I have watched that video of the OP some time ago. Pretty cool and interesting. And it is an interesting question how someone could believe such a thing about him or herself (or whether this person truly does believe it).
On the one hand, it is hard to wrap ones head around it. The sheer lunacy of it. I can kind of understand how one can believe in some sort of nebulous vague higher power. This idea can feel pretty compelling and can offer answers to questions physics so far can not. Where is it all coming from? How does the brain create consciousness? What truly are those feelings I am experiencing. However, where it already starts to kinda end for me are believes in very specific higher powers. Holy books for instance. If someone lives in a pre-modern world, I can understand this. But people exposed to all its insights who still cling to such arbitrary believes? That seems, to be perfectly honest, like a bit of lunacy itself to me. I am mentioning this because from my POV when people can believe that, it is not that much of a big step away from believing oneself to be some kind of holy figure. And in a way Christians for instance will even do that - since they are the children of God who loves them.

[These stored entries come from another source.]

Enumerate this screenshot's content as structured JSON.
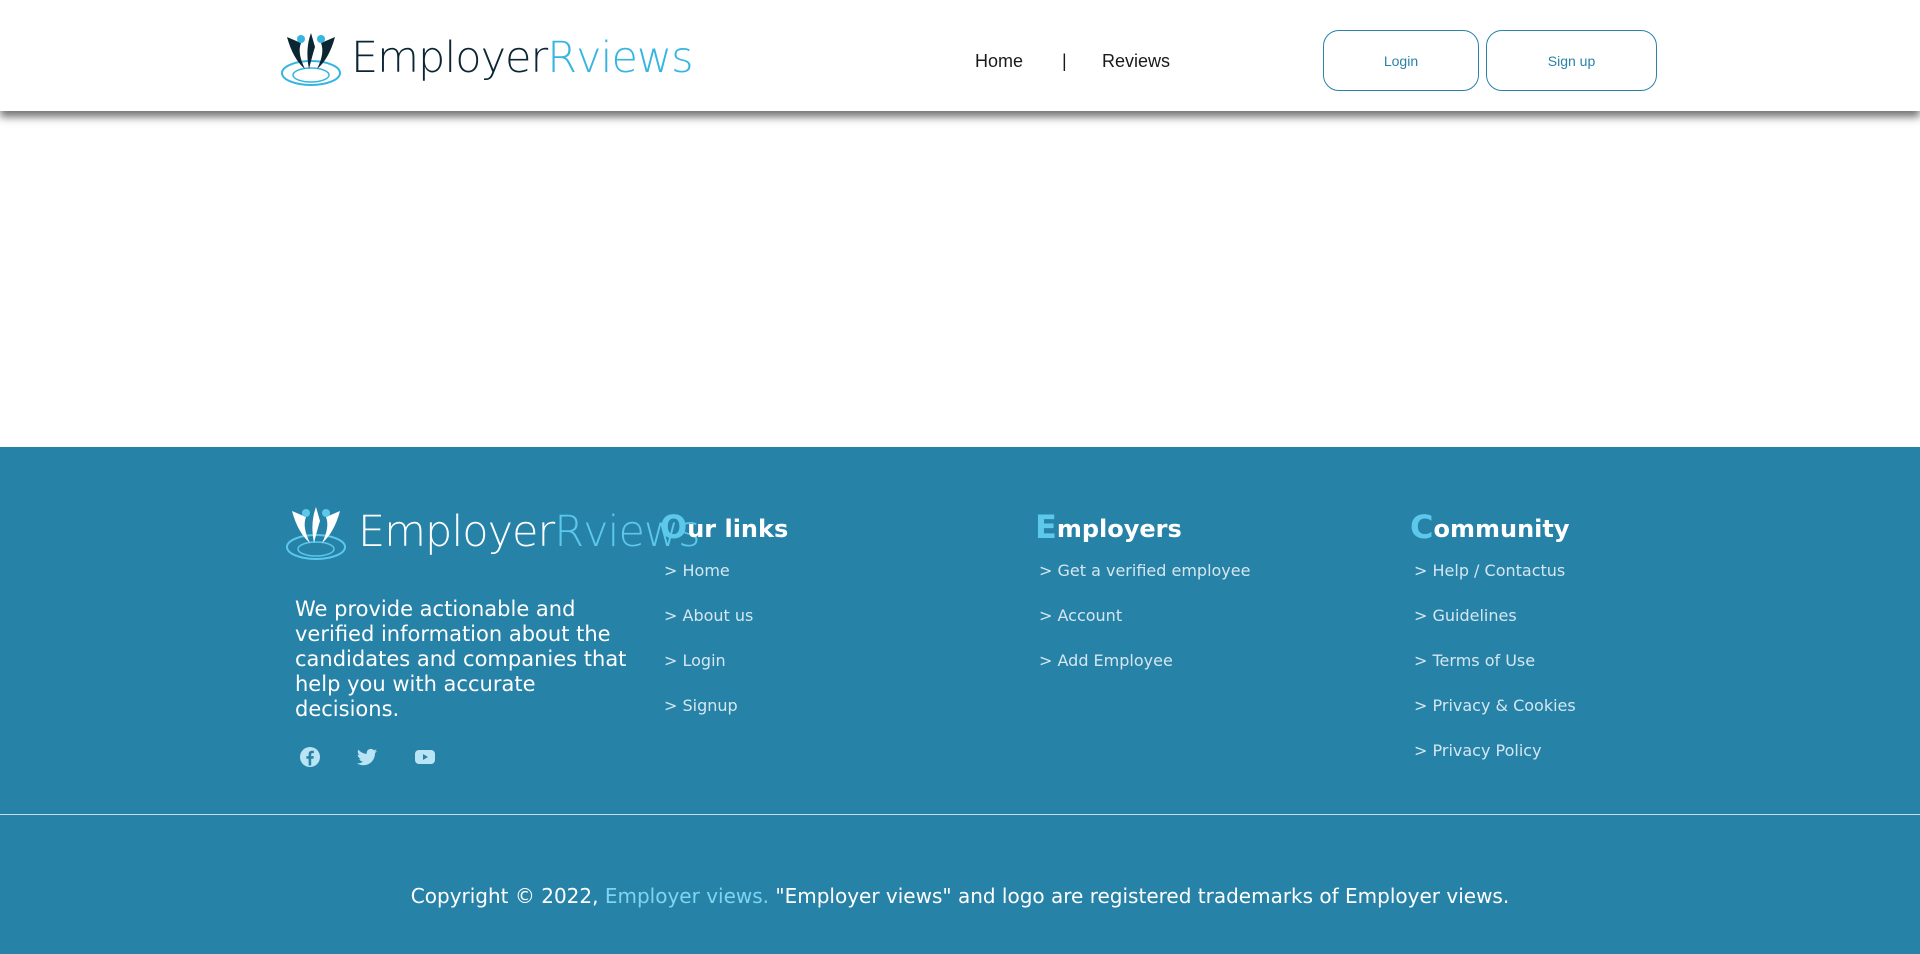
{
  "header": {
    "logo_text_part1": "Employer",
    "logo_text_part2": "Rviews",
    "nav": {
      "home": "Home",
      "separator": "|",
      "reviews": "Reviews"
    },
    "login_label": "Login",
    "signup_label": "Sign up"
  },
  "footer": {
    "logo_text_part1": "Employer",
    "logo_text_part2": "Rviews",
    "about_text": "We provide actionable and verified information about the candidates and companies that help you with accurate decisions.",
    "social": [
      "facebook-icon",
      "twitter-icon",
      "youtube-icon"
    ],
    "columns": {
      "our_links": {
        "title_first": "O",
        "title_rest": "ur links",
        "items": [
          "> Home",
          "> About us",
          "> Login",
          "> Signup"
        ]
      },
      "employers": {
        "title_first": "E",
        "title_rest": "mployers",
        "items": [
          "> Get a verified employee",
          "> Account",
          "> Add Employee"
        ]
      },
      "community": {
        "title_first": "C",
        "title_rest": "ommunity",
        "items": [
          "> Help / Contactus",
          "> Guidelines",
          "> Terms of Use",
          "> Privacy & Cookies",
          "> Privacy Policy"
        ]
      }
    },
    "copyright": {
      "prefix": "Copyright © 2022, ",
      "brand": "Employer views.",
      "suffix": " \"Employer views\" and logo are registered trademarks of Employer views."
    }
  },
  "colors": {
    "accent": "#35b5e0",
    "footer_bg": "#2782a8",
    "button_border": "#2a82a8",
    "dark_text": "#0b2533"
  }
}
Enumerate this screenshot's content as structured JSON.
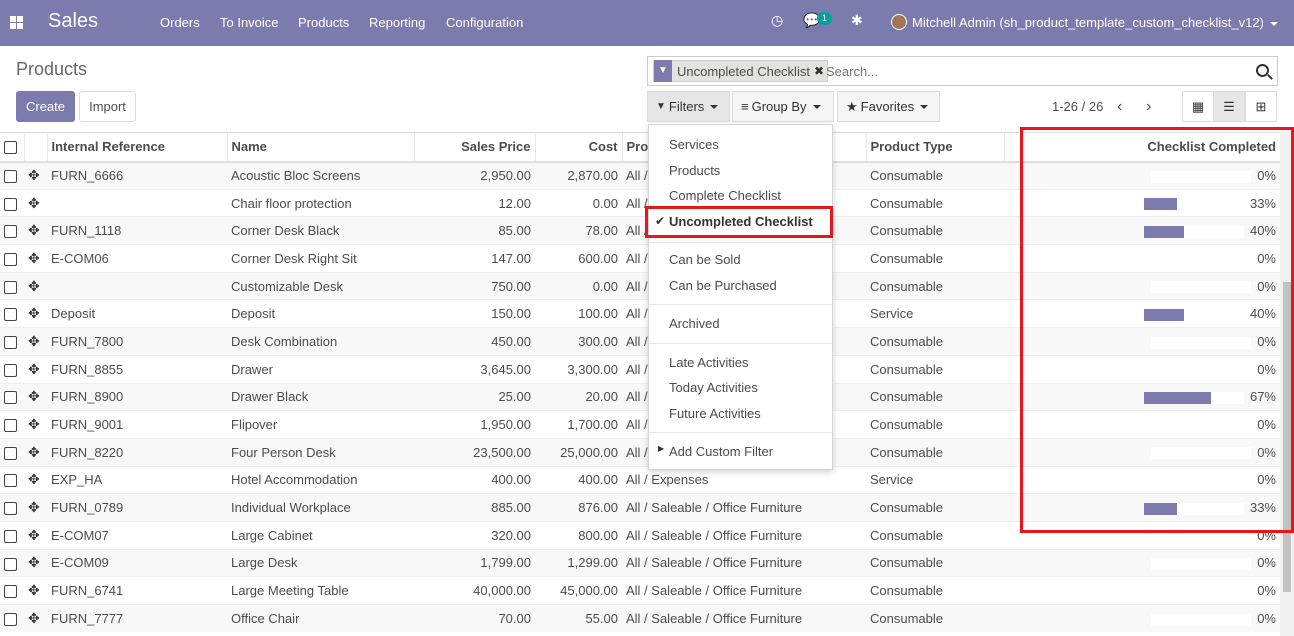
{
  "navbar": {
    "app_name": "Sales",
    "menu": [
      "Orders",
      "To Invoice",
      "Products",
      "Reporting",
      "Configuration"
    ],
    "messages_badge": "1",
    "user": "Mitchell Admin (sh_product_template_custom_checklist_v12)"
  },
  "page": {
    "title": "Products",
    "create_label": "Create",
    "import_label": "Import"
  },
  "search": {
    "facet_label": "Uncompleted Checklist",
    "placeholder": "Search...",
    "filters_label": "Filters",
    "groupby_label": "Group By",
    "favorites_label": "Favorites"
  },
  "pager": {
    "text": "1-26 / 26"
  },
  "filters_menu": {
    "items": [
      "Services",
      "Products",
      "Complete Checklist",
      "Uncompleted Checklist",
      "Can be Sold",
      "Can be Purchased",
      "Archived",
      "Late Activities",
      "Today Activities",
      "Future Activities",
      "Add Custom Filter"
    ],
    "selected": "Uncompleted Checklist"
  },
  "table": {
    "columns": [
      "Internal Reference",
      "Name",
      "Sales Price",
      "Cost",
      "Pro",
      "Product Type",
      "Checklist Completed"
    ],
    "rows": [
      {
        "ref": "FURN_6666",
        "name": "Acoustic Bloc Screens",
        "price": "2,950.00",
        "cost": "2,870.00",
        "category": "All /",
        "type": "Consumable",
        "pct": "0%",
        "fill": 0
      },
      {
        "ref": "",
        "name": "Chair floor protection",
        "price": "12.00",
        "cost": "0.00",
        "category": "All /",
        "type": "Consumable",
        "pct": "33%",
        "fill": 33
      },
      {
        "ref": "FURN_1118",
        "name": "Corner Desk Black",
        "price": "85.00",
        "cost": "78.00",
        "category": "All /",
        "type": "Consumable",
        "pct": "40%",
        "fill": 40
      },
      {
        "ref": "E-COM06",
        "name": "Corner Desk Right Sit",
        "price": "147.00",
        "cost": "600.00",
        "category": "All /",
        "type": "Consumable",
        "pct": "0%",
        "fill": 0
      },
      {
        "ref": "",
        "name": "Customizable Desk",
        "price": "750.00",
        "cost": "0.00",
        "category": "All /",
        "type": "Consumable",
        "pct": "0%",
        "fill": 0
      },
      {
        "ref": "Deposit",
        "name": "Deposit",
        "price": "150.00",
        "cost": "100.00",
        "category": "All /",
        "type": "Service",
        "pct": "40%",
        "fill": 40
      },
      {
        "ref": "FURN_7800",
        "name": "Desk Combination",
        "price": "450.00",
        "cost": "300.00",
        "category": "All /",
        "type": "Consumable",
        "pct": "0%",
        "fill": 0
      },
      {
        "ref": "FURN_8855",
        "name": "Drawer",
        "price": "3,645.00",
        "cost": "3,300.00",
        "category": "All /",
        "type": "Consumable",
        "pct": "0%",
        "fill": 0
      },
      {
        "ref": "FURN_8900",
        "name": "Drawer Black",
        "price": "25.00",
        "cost": "20.00",
        "category": "All /",
        "type": "Consumable",
        "pct": "67%",
        "fill": 67
      },
      {
        "ref": "FURN_9001",
        "name": "Flipover",
        "price": "1,950.00",
        "cost": "1,700.00",
        "category": "All /",
        "type": "Consumable",
        "pct": "0%",
        "fill": 0
      },
      {
        "ref": "FURN_8220",
        "name": "Four Person Desk",
        "price": "23,500.00",
        "cost": "25,000.00",
        "category": "All /",
        "type": "Consumable",
        "pct": "0%",
        "fill": 0
      },
      {
        "ref": "EXP_HA",
        "name": "Hotel Accommodation",
        "price": "400.00",
        "cost": "400.00",
        "category": "All / Expenses",
        "type": "Service",
        "pct": "0%",
        "fill": 0
      },
      {
        "ref": "FURN_0789",
        "name": "Individual Workplace",
        "price": "885.00",
        "cost": "876.00",
        "category": "All / Saleable / Office Furniture",
        "type": "Consumable",
        "pct": "33%",
        "fill": 33
      },
      {
        "ref": "E-COM07",
        "name": "Large Cabinet",
        "price": "320.00",
        "cost": "800.00",
        "category": "All / Saleable / Office Furniture",
        "type": "Consumable",
        "pct": "0%",
        "fill": 0
      },
      {
        "ref": "E-COM09",
        "name": "Large Desk",
        "price": "1,799.00",
        "cost": "1,299.00",
        "category": "All / Saleable / Office Furniture",
        "type": "Consumable",
        "pct": "0%",
        "fill": 0
      },
      {
        "ref": "FURN_6741",
        "name": "Large Meeting Table",
        "price": "40,000.00",
        "cost": "45,000.00",
        "category": "All / Saleable / Office Furniture",
        "type": "Consumable",
        "pct": "0%",
        "fill": 0
      },
      {
        "ref": "FURN_7777",
        "name": "Office Chair",
        "price": "70.00",
        "cost": "55.00",
        "category": "All / Saleable / Office Furniture",
        "type": "Consumable",
        "pct": "0%",
        "fill": 0
      }
    ]
  },
  "colors": {
    "brand": "#7c7bad",
    "highlight": "#e8151b",
    "badge": "#00a09d"
  }
}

But there is a step, of course. A typical Christian will still not deny his or her own nature, it will just incooperate it into a larger network of believes. But to think oneself is Jesus should mean that one is in an incredibly profound denial about what one really expierences - or one has real solid illusions one actually expierences. Like voices in your head or seeing things which are not there.
So that brings me to two basic possiblities: Acute self-denial or acute hallucinations.
To illustrate what this means with the case of the OP's youtube video:
(1) In case of actual hallucinations I can see a very religious person coming to think of himself as Jesus easily and doing so in all honesty. And if one has such success while operating under this delusion as the Jesus of the video and even gathers a large following, then this will be all the reenforcement one needs to truly believe it I imagine.
(2) In case of acute self-denial things should be more complex. In that case my best bet is that the guy in the video has moments of self-doubt, but justifies to ignore them with the success he has following his self-delusion. Maybe those doubts grow even strong enough that he doesn't really believe it, but is comfortable enough with the situation to not mind it that much or does not know how to continue living without it.
But the crucial component of believing in specific incarnations of higher powers in the first place - as many do - is still beyond my grasp so I can not fully explain it other than in superficial terms.
People just can talk themselves into believing many things, I guess. I have done that, too. And some are so unhappy with the way they find things and/or self-deceit comes so easily to them that they go to fantastical extremes, I suppose. I would suspect that people who exercise such strong and sophisticated self-deceit are rather intelligent, since it is in a way a "skill" to pull that off.